Arquivo

Queijos, marquises e outras invenções

Ouvindo os Europe, ignorando DST´s e envergando fartos bigodes e inflexíveis permanentes, os anos 80 corriam loucos. A obra pública e privada avançava tendo apenas como travão um Adamastor chamado taxa de juro. Nascia o modelo “sustentável” de crescimento do PIB português. O banco financia, a obra arranca e com o tempo e sorte paga-se. A entrada na CEE, os fundos estruturais e a entrada no Euro foram, cada um a seu tempo, completando o Eldorado Português, uma anfetamina com efeitos colaterais difíceis de antecipar.

A Guarda, cidade que em séculos pouco se tinha aventurado para lá da muralha, lança-se pela encosta ao encontro do caminho-de-ferro e pelo caminho, com poucas e honrosas exceções, deixa um rasto que nos faz corar perante forasteiros tal a falta de ambição na construção de uma cidade mais congruente. Para trás ficavam questões menores de harmonia, equilíbrio, beleza e caracterização. Neste contexto, o fascínio pela caixilharia surge como forma de afirmação rápida na conquista de espaço vital. Um vírus que rapidamente dizimou a cidade, classificado de “Love on Top” de pouca vergonha urbanística, e estavam assim lançadas as bases para essa grande instituição nacional, a marquise.

Praticamente indiferente e imune a esta febre do alumínio, protegido por um paredão legal que atempadamente conseguiu prever a hecatombe que se projetava ao longe, continuava o velho e medieval casco do centro histórico, que perdendo centralidade e consequentemente habitantes e importância, preservava a identidade da cidade. Aquilo que a torna distinta entre tantas outras. Sim, porque nas marquises somos iguais à Damaia.

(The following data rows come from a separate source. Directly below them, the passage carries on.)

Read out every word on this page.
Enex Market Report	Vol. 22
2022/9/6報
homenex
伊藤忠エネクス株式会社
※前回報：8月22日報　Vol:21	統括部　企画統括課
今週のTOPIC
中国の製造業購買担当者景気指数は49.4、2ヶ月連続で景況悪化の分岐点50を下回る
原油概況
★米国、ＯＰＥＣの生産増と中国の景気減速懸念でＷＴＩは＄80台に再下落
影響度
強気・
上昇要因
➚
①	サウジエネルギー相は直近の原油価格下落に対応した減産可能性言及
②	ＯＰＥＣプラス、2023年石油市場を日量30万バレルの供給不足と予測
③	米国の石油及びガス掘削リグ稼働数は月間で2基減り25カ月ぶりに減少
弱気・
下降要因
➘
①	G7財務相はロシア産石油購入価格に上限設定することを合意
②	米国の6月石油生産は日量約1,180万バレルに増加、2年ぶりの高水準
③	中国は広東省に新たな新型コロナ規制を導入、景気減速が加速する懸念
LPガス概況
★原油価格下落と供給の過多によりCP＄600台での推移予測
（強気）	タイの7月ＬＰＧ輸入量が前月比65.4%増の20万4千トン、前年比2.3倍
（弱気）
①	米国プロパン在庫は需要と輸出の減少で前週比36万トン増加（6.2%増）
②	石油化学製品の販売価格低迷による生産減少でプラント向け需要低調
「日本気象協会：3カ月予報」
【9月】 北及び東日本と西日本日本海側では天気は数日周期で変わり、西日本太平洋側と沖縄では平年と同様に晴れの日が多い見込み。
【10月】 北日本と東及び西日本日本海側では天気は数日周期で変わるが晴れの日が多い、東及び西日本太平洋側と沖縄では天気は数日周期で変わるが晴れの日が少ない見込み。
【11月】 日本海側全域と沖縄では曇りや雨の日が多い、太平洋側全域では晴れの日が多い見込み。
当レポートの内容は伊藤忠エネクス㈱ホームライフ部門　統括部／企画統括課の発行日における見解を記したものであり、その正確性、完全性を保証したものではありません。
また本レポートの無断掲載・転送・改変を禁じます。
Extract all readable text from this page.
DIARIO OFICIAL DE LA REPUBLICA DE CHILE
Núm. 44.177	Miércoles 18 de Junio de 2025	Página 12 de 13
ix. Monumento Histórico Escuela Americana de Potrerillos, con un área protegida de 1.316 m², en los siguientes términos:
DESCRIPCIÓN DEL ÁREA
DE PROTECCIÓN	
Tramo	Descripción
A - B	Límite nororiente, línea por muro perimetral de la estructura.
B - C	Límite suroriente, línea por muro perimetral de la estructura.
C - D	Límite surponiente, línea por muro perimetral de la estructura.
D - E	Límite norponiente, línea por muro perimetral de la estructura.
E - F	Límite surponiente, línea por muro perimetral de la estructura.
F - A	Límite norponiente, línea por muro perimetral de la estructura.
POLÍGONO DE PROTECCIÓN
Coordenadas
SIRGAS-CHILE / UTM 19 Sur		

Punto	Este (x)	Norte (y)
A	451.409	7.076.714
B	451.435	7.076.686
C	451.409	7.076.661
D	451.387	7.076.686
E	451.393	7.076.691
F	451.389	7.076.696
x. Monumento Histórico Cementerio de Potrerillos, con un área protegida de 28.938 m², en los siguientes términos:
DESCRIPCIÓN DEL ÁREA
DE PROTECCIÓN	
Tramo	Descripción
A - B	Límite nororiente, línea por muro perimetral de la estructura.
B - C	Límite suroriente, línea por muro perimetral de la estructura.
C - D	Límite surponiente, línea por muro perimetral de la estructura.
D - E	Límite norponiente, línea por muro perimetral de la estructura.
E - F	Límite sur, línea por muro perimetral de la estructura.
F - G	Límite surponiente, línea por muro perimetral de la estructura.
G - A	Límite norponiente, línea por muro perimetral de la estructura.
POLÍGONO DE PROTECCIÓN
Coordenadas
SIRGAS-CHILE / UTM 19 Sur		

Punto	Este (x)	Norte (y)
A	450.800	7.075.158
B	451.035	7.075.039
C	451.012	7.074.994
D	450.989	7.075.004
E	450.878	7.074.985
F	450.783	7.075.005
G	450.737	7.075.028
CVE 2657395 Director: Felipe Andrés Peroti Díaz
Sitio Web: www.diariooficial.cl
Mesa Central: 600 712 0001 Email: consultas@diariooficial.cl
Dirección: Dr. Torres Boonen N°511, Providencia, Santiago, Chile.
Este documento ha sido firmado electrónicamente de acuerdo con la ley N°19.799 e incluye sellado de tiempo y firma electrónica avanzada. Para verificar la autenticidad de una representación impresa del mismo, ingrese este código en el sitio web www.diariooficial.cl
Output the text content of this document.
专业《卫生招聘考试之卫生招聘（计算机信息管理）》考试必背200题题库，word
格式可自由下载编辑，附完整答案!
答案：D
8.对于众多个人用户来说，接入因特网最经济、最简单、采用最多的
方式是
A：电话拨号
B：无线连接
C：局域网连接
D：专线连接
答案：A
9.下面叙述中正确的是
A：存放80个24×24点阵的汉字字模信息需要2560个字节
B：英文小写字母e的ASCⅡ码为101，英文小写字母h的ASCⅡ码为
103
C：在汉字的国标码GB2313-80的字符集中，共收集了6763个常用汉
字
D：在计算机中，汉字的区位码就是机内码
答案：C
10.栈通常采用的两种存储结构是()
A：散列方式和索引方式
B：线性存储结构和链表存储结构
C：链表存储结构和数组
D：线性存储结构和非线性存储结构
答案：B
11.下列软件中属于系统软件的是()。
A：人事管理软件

Ainda assim, e num crescendo de projetos, movidos por uma sede alucinante de reabilitação sem rumo definido, e decisões no mínimo questionáveis, houve quem olhasse para um dos mais emblemáticos edifícios da cidade e tenha pensado: “O que esta praça necessita para adquirir dinamismo é um estabelecimento público que venda queijos da serra… e se possível numa marquise a executar nos antigos Paços do Concelho”. Até me podem dizer que não fere o PDM, que a providência cautelar não faz sentido, que o caixilho não é de PVC e que é latão… porque o que é verdadeiramente uma lata é continuar sem soluções de fundo para o centro histórico e começar por partir um incisivo central intacto quando o resto da dentadura está podre e esperar um sorriso bonito na fotografia. Não acontece com essa intervenção, nem com policarbonatos impossíveis, nem com telas mágicas ou elevadores.

Já tivemos a nossa dose de inércia quando, cumprindo todas as normas legais, estudos de impacto ambiental e toda a cartilha moral de Dijsselbloem, assistimos à colocação de redomas de ferro e vidro exatamente em frente à muralha, monumento nacional, na Av. dos Bombeiros Voluntários Egitanienses, com o brinde de nunca terem sido terminados. Aceitar agora este projeto tal como está, sem saber sequer se algum dia será a sede da CIM Beiras e Serra da Estrela, o nosso prato de lentilhas, é que merece reflexão sociológica. Como pode uma cidade deixar que uma entidade multimunicipal que abriu em Salamanca uma loja com estas características e não a conseguiu manter aberta um ano nos quer convencer que aqui será diferente? E acreditem, deve ser bem mais difícil encontrar um bom queijo da serra em Espanha.